Is Modularity Transferable? A Case Study through the Lens of Knowledge Distillation
Mateusz Klimaszewski, Piotr Andruszkiewicz, Alexandra Birch
TL;DR
Is Modularity Transferable? investigates whether PEFT modular components can transfer across different PLMs. The authors frame the problem through a Knowledge Distillation lens and propose a simple approach to move pre-trained task-specific PEFT modules from a teacher to a student in the matching setting, and a pruning-and-alignment pipeline for incompatible models. In the pruning step, they sample embeddings, compute Pearson's correlation matrix $C$, solve a linear sum assignment to obtain a binary mapping $Z$, and prune unused weights in the down/up projection matrices $W$ to align latent spaces without affecting inference. Experiments on multilingual NER, NLI, and Paraphrase Identification with Adapter and LoRA show transferable modularity is feasible for matching PLMs, with SKIP transfers providing consistent gains over baseline and approaching teacher performance; results for incompatible models are inconsistent and highlight alignment challenges. The work highlights practical potential for reuse of pretrained modules across models, suggesting directions to robustify modular transfers for broader deployment.
Abstract
The rise of Modular Deep Learning showcases its potential in various Natural Language Processing applications.
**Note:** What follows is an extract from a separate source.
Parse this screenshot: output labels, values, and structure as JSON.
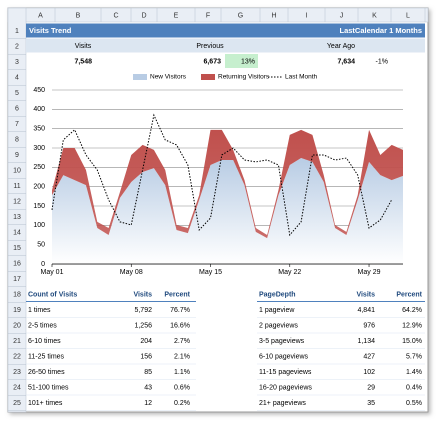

Parameter-efficient fine-tuning (PEFT) modularity has been shown to work for various use cases, from domain adaptation to multilingual setups. However, all this work covers the case where the modular components are trained and deployed within one single Pre-trained Language Model (PLM). This model-specific setup is a substantial limitation on the very modularity that modular architectures are trying to achieve. We ask whether current modular approaches are transferable between models and whether we can transfer the modules from more robust and larger PLMs to smaller ones. In this work, we aim to fill this gap via a lens of Knowledge Distillation, commonly used for model compression, and present an extremely straightforward approach to transferring pre-trained, task-specific PEFT modules between same-family PLMs. Moreover, we propose a method that allows the transfer of modules between incompatible PLMs without any change in the inference complexity. The experiments on Named Entity Recognition, Natural Language Inference, and Paraphrase Identification tasks over multiple languages and PEFT methods showcase the initial potential of transferable modularity.